O SR. LÚDIO COELHO - Muito obrigado, Senador Carlos Patrocínio. V. Exª é de um Estado em que a atividade rural é predominante, o Tocantins. Aliás, quase todos nós aqui representamos esse Brasil silencioso.
Eu disse aqui, no começo do meu mandato, que se a reforma agrária não fosse tratada com a seriedade devida, iria haver agitações muito fortes. O Plano Real, tão bom para a Nação brasileira, está cobrando um tributo muito alto da área rural brasileira. Hoje o interior brasileiro está à venda. No meu Estado tudo está à venda. Vamos ver se, trocando de mãos, esse setor passa para pessoas mais competentes.

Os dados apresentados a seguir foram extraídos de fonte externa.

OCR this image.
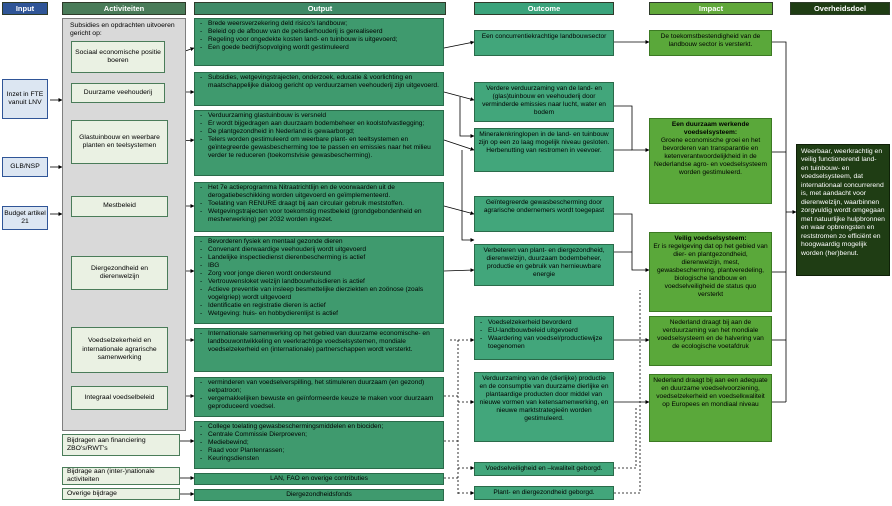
Input	Activiteiten	Output	Outcome	Impact	Overheidsdoel
Inzet in FTE vanuit LNV
GLB/NSP
Budget artikel 21
Subsidies en opdrachten uitvoeren gericht op:
Sociaal economische positie boeren
Duurzame veehouderij
Glastuinbouw en weerbare planten en teelsystemen
Mestbeleid
Diergezondheid en dierenwelzijn
Voedselzekerheid en internationale agrarische samenwerking
Integraal voedselbeleid
Bijdragen aan financiering ZBO's/RWT's
Bijdrage aan (inter-)nationale activiteiten
Overige bijdrage
- Brede weersverzekering deld risico's landbouw;
- Beleid op de afbouw van de pelsdierhouderij is gerealiseerd
- Regeling voor ongedekte kosten land- en tuinbouw is uitgevoerd;
- Een goede bedrijfsopvolging wordt gestimuleerd
- Subsidies, wetgevingstrajecten, onderzoek, educatie & voorlichting en maatschappelijke dialoog gericht op verduurzamen veehouderij zijn uitgevoerd.
- Verduurzaming glastuinbouw is versneld
- Er wordt bijgedragen aan duurzaam bodembeheer en koolstofvastlegging;
- De plantgezondheid in Nederland is gewaarborgd;
- Telers worden gestimuleerd om weerbare plant- en teeltsystemen en geïntegreerde gewasbescherming toe te passen en emissies naar het milieu verder te reduceren (toekomstvisie gewasbescherming).
- Het 7e actieprogramma Nitraatrichtlijn en de voorwaarden uit de derogatiebeschikking worden uitgevoerd en geïmplementeerd.
- Toelating van RENURE draagt bij aan circulair gebruik meststoffen.
- Wetgevingstrajecten voor toekomstig mestbeleid (grondgebondenheid en mestverwerking) per 2032 worden ingezet.
- Bevorderen fysiek en mentaal gezonde dieren
- Convenant dierwaardige veehouderij wordt uitgevoerd
- Landelijke inspectiedienst dierenbescherming is actief
- IBG
- Zorg voor jonge dieren wordt ondersteund
- Vertrouwensloket welzijn landbouwhuisdieren is actief
- Actieve preventie van insleep besmettelijke dierziekten en zoönose (zoals vogelgriep) wordt uitgevoerd
- Identificatie en registratie dieren is actief
- Wetgeving: huis- en hobbydierenlijst is actief
- Internationale samenwerking op het gebied van duurzame economische- en landbouwontwikkeling en veerkrachtige voedselsystemen, mondiale voedselzekerheid en (internationale) partnerschappen wordt versterkt.
- verminderen van voedselverspilling, het stimuleren duurzaam (en gezond) eetpatroon;
- vergemakkelijken bewuste en geïnformeerde keuze te maken voor duurzaam geproduceerd voedsel.
- College toelating gewasbeschermingsmiddelen en biociden;
- Centrale Commissie Dierproeven;
- Mediebewind;
- Raad voor Plantenrassen;
- Keuringsdiensten
LAN, FAO en overige contributies
Diergezondheidsfonds
Een concurrentiekrachtige landbouwsector
Verdere verduurzaming van de land- en (glas)tuinbouw en veehouderij door verminderde emissies naar lucht, water en bodem
Mineralenkringlopen in de land- en tuinbouw zijn op een zo laag mogelijk niveau gesloten. Herbenutting van restromen in veevoer.
Geïntegreerde gewasbescherming door agrarische ondernemers wordt toegepast
Verbeteren van plant- en diergezondheid, dierenwelzijn, duurzaam bodembeheer, productie en gebruik van hernieuwbare energie
- Voedselzekerheid bevorderd
- EU-landbouwbeleid uitgevoerd
- Waardering van voedsel/productiewijze toegenomen
Verduurzaming van de (dierlijke) productie en de consumptie van duurzame dierlijke en plantaardige producten door middel van nieuwe vormen van ketensamenwerking, en nieuwe marktstrategieën worden gestimuleerd.
Voedselveiligheid en –kwaliteit geborgd.
Plant- en diergezondheid geborgd.
De toekomstbestendigheid van de landbouw sector is versterkt.
Een duurzaam werkende voedselsysteem:
Groene economische groei en het bevorderen van transparantie en ketenverantwoordelijkheid in de Nederlandse agro- en voedselsysteem worden gestimuleerd.
Veilig voedselsysteem:
Er is regelgeving dat op het gebied van dier- en plantgezondheid, dierenwelzijn, mest, gewasbescherming, plantveredeling, biologische landbouw en voedselveiligheid de status quo versterkt
Nederland draagt bij aan de verduurzaming van het mondiale voedselsysteem en de halvering van de ecologische voetafdruk
Nederland draagt bij aan een adequate en duurzame voedselvoorziening, voedselzekerheid en voedselkwaliteit op Europees en mondiaal niveau
Weerbaar, weerkrachtig en veilig functionerend land- en tuinbouw- en voedselsysteem, dat internationaal concurrerend is, met aandacht voor dierenwelzijn, waarbinnen zorgvuldig wordt omgegaan met natuurlijke hulpbronnen en waar opbrengsten en reststromen zo efficiënt en hoogwaardig mogelijk worden (her)benut.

Na minha avaliação, todos os assentamentos feitos nos últimos dez anos não cobrem o êxodo rural provocado pelo Plano Real. Inúmeras fazendas, incluindo as minhas, estão uma tristeza, estão desertas - como sabem, sou fazendeiro e agricultor também. Lá em casa não há mais ninguém, porque não temos mais condições de manter esse pessoal.
Este assunto, Sr. Presidente, Srªs e Srs. Senadores, tem sido muito discutido no Congresso Nacional. Apresentei um projeto dando preferência a pessoas ligadas ao campo, ou seja, o agrônomo, o técnico agrícola, o veterinário e também o ex-com-terra - essa nova categoria, que será logo criada, de pessoas que tinham terra e não tiveram condições de viver dela. Tira-se, então, esse que nasceu no mato e foi acostumado a trabalhar na agricultura e põe-se uma pessoa que nunca mexeu com a terra. Quem sabe o pessoal da cidade é mais competente que os da roça para plantar mandioca, abóbora, quiabo, produtos essenciais à manutenção do dia-a-dia da família?
Vou encerrar meu pronunciamento, agradecendo a atenção dos nobres companheiros.